October 3, 2021: The International Consortium of Investigative Journalists assisted with efforts to leak massive data and documentation known as the Pandora Papers. These records uncovered economic inequality and wealth disparities in the world by exposing world leaders’ offshore assets. The papers highlighted assets owned by King Abdullah II of Jordan and the Czech Republic’s prime minister, among other leaders. Specifically, it was disclosed that the King of Jordan secretly obtained ownership of fifteen homes since 1999. This information was of a secretive nature because the King used offshore companies to make these purchases, even accepting money from Western donors. This news aroused much controversy in Jordan and the wider region because the King was not previously known to have amassed this level of wealth.

February 20, 2022: A whistleblower leaked data from Credit Suisse, a bank that holds accounts for controversial heads of state and intelligence officials. The whistleblower exposed documents that revealed millions of dollars in assets of wealthy individuals, which confirmed and supplemented information from the Panama, Paradise, and Pandora Papers. It also exposed a Vatican-owned account that was used in spending 350 million euros in an allegedly fraudulent investment.

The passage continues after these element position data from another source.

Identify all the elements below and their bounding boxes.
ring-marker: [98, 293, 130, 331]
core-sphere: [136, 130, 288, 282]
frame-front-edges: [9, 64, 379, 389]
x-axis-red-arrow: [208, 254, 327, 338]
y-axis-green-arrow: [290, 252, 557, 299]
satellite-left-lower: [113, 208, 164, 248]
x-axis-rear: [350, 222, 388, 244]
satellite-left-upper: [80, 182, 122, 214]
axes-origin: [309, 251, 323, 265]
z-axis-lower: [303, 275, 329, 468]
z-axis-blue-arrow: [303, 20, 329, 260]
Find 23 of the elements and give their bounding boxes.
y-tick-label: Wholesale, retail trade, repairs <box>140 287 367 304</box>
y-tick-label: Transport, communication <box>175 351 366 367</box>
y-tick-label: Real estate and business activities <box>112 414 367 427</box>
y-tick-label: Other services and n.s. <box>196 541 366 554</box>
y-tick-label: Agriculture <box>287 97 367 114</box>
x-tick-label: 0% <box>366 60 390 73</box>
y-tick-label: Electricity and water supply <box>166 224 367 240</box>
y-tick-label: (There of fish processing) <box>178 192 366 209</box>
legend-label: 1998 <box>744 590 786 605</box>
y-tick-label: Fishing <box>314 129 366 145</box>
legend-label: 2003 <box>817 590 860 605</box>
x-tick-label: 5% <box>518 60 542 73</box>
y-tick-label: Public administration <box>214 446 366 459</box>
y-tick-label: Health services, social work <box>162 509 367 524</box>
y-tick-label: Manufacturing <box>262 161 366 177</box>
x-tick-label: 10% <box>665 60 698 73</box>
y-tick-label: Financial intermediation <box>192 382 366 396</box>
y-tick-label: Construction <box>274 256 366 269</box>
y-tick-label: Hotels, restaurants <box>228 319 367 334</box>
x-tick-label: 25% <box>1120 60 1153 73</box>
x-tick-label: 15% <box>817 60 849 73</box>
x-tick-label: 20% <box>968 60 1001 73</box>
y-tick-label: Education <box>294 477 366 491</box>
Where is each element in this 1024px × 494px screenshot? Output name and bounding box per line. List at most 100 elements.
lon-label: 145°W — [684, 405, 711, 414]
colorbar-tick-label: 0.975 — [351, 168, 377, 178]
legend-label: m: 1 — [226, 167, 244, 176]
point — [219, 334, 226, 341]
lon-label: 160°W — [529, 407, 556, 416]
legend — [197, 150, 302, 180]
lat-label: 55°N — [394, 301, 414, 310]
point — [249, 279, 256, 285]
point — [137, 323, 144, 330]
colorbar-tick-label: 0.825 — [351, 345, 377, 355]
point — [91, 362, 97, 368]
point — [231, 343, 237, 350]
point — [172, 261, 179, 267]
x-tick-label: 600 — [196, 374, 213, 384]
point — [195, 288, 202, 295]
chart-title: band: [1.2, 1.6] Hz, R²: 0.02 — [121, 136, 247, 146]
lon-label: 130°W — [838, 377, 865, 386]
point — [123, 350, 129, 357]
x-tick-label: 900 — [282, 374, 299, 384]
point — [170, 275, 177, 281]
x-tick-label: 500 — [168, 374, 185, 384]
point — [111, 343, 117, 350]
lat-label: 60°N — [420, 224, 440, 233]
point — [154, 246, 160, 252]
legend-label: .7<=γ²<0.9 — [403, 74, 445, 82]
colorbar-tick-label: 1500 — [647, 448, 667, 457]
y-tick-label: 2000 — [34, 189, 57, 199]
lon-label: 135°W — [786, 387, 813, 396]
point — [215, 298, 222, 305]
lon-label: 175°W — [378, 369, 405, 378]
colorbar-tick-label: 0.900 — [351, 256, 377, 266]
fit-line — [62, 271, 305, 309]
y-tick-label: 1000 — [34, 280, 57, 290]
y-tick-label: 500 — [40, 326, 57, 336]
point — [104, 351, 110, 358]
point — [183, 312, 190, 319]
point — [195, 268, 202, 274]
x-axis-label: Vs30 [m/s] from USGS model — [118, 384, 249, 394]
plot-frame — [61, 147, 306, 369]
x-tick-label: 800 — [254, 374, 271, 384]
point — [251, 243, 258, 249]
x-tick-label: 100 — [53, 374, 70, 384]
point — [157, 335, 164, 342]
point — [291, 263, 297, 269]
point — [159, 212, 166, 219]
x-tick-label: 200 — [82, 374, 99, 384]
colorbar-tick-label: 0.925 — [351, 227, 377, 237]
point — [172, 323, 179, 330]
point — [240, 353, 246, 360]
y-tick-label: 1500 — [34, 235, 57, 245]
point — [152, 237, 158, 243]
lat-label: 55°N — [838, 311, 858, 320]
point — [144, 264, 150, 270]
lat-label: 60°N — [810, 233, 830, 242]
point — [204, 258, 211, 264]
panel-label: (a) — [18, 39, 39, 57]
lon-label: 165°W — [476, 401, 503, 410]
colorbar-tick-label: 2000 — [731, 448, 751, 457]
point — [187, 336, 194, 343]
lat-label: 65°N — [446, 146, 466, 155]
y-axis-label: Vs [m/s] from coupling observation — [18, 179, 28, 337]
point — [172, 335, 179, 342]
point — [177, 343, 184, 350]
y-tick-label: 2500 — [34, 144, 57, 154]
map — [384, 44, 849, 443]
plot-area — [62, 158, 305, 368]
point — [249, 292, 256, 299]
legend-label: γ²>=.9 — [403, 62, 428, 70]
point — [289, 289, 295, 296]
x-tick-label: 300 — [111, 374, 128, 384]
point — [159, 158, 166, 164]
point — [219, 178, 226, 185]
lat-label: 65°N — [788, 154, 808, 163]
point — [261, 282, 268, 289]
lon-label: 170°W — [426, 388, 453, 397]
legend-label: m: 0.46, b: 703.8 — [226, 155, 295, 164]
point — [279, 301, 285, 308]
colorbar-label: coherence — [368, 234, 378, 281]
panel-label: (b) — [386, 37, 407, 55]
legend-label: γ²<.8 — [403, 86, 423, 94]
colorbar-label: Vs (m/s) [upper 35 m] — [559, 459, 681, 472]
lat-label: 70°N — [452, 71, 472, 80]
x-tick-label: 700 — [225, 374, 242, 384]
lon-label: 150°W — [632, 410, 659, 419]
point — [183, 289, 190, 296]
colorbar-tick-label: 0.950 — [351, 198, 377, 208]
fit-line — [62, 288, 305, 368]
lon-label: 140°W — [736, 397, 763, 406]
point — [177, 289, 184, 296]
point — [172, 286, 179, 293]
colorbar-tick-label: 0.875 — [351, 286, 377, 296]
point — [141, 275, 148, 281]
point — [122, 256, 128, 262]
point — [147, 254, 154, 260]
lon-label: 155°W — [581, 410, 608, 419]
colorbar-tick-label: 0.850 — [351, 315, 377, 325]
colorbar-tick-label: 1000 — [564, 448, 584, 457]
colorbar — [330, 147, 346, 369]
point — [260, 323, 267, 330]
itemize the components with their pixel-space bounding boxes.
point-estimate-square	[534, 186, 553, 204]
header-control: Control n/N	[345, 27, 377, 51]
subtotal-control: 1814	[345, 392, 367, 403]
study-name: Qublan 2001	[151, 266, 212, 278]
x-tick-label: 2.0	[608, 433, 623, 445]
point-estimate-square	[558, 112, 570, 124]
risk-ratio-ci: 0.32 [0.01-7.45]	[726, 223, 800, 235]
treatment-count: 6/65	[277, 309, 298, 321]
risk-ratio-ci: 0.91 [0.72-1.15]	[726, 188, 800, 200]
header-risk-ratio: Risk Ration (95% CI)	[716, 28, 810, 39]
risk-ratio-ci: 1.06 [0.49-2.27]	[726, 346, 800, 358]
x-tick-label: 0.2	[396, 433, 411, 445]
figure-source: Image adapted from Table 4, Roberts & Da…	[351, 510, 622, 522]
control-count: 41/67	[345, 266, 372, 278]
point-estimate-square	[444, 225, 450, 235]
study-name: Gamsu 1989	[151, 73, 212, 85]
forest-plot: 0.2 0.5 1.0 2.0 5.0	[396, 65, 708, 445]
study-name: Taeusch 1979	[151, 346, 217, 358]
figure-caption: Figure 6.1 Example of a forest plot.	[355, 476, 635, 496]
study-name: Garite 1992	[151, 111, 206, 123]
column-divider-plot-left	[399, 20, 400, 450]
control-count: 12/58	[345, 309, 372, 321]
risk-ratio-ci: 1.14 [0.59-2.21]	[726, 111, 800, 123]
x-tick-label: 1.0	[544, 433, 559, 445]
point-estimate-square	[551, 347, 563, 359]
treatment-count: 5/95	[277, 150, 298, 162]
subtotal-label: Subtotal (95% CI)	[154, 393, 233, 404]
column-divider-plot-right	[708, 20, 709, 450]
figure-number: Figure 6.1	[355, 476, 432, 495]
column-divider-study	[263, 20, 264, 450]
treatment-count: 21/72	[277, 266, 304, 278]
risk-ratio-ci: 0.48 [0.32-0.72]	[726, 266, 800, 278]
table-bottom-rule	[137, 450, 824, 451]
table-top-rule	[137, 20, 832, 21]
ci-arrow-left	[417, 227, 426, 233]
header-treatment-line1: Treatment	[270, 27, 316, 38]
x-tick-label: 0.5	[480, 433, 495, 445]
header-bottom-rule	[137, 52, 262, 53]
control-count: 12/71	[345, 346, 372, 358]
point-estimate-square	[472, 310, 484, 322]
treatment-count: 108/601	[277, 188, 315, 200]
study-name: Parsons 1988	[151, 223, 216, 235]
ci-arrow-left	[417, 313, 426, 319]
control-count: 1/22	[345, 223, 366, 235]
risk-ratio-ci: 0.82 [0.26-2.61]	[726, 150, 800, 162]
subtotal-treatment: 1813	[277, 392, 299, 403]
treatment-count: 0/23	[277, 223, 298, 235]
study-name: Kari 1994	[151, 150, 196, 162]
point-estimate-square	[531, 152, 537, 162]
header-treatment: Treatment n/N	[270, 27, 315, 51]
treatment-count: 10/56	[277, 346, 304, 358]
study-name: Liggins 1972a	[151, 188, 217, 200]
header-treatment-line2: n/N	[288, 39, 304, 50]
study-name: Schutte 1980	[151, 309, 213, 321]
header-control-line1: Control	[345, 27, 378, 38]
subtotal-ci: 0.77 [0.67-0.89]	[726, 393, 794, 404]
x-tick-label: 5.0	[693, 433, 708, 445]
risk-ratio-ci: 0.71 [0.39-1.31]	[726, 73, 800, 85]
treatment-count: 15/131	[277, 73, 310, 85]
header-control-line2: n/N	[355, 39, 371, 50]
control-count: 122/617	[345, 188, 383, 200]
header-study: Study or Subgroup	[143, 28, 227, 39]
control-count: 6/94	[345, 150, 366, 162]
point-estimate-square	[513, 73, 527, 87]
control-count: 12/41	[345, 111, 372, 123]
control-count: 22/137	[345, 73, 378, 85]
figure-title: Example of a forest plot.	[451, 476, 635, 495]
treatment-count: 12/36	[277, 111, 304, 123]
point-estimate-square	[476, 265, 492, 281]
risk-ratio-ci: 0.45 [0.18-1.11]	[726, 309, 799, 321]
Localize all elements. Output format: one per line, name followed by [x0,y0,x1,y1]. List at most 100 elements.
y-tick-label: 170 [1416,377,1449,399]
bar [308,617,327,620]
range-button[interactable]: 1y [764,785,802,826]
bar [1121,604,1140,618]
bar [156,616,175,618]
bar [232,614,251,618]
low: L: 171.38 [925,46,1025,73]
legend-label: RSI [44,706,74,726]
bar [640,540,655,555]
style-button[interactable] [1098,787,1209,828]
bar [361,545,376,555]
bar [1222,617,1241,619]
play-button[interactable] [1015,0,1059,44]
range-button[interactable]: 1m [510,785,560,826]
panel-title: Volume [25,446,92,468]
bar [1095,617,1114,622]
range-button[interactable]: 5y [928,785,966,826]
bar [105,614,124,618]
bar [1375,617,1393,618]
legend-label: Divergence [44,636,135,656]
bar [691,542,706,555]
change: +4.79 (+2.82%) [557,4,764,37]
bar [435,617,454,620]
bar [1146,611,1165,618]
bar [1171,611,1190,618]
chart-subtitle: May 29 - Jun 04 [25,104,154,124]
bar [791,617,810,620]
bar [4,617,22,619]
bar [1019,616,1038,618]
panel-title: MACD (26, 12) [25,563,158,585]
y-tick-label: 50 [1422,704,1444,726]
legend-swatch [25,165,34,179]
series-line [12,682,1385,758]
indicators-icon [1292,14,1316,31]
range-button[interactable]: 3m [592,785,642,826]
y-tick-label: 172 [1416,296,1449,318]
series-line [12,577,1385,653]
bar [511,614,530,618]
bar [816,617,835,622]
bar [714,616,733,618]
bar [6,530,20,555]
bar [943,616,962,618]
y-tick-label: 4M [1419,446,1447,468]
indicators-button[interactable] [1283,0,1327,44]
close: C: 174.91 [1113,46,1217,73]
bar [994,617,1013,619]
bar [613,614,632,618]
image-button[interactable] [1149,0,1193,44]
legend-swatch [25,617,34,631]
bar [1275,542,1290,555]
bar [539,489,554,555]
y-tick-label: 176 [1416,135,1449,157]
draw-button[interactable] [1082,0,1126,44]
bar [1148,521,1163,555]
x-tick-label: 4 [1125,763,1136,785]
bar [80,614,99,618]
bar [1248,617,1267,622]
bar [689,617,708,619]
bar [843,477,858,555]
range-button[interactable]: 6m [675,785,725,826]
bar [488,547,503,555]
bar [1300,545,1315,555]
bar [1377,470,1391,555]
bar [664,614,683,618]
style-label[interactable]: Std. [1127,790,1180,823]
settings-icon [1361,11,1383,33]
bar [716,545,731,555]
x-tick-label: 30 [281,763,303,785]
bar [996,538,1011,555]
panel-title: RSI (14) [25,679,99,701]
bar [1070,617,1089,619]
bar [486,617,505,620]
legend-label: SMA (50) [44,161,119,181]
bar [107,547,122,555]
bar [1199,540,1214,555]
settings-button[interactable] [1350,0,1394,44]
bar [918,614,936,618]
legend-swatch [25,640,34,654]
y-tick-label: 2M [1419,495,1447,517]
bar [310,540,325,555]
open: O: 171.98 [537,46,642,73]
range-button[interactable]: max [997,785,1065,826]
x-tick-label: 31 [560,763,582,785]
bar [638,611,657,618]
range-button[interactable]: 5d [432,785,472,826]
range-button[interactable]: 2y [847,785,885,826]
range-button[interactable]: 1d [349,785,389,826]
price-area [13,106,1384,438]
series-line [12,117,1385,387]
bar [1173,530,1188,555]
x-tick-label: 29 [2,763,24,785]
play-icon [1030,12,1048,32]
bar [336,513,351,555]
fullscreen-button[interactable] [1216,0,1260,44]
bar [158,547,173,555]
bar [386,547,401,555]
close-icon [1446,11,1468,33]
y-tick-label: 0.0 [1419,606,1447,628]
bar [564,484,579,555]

March 10, 2022: Internet hacking group Anonymous hacked a federal Russian database and released documents that revealed how Russian media censored information about the Russian military’s role in Ukraine.

May 2, 2022: POLITICO obtained an initial draft majority opinion that detailed how the U.S. Supreme Court planned to strike down the 1973 Roe v. Wade decision regarding the right to abortion access. U.S. Supreme Court Justice Samuel Alito, who wrote the opinion, stated, “The inescapable conclusion is that a right to abortion is not deeply rooted in the Nation’s history and traditions.”

July 11, 2022: The Guardian published information about leaked documents relating to ride-share company Uber. Former chief lobbyist for Uber Mark MacGann leaked the documents, which cove r the period between 2013 to 2017. The files exposed iMessages, WhatsApp messages, and other communications between former Uber CEO Travis Kalanick and other members of the company, where they discussed how their operations in Europe and Asia, among other regions, negatively impacted the global taxi market.

The company stakeholders also put Uber drivers at risk by sending them to dangerous protests and acknowledged that ridesharing regulations were nonexistent. Moreover, the documents raised ethical questions about partnerships that government leaders maintained with Uber. For example, French President Emmanuel Macron used his political clout to assist Uber’s advance in France during his role as minister of the economy by influencing other policymakers in the French cabinet.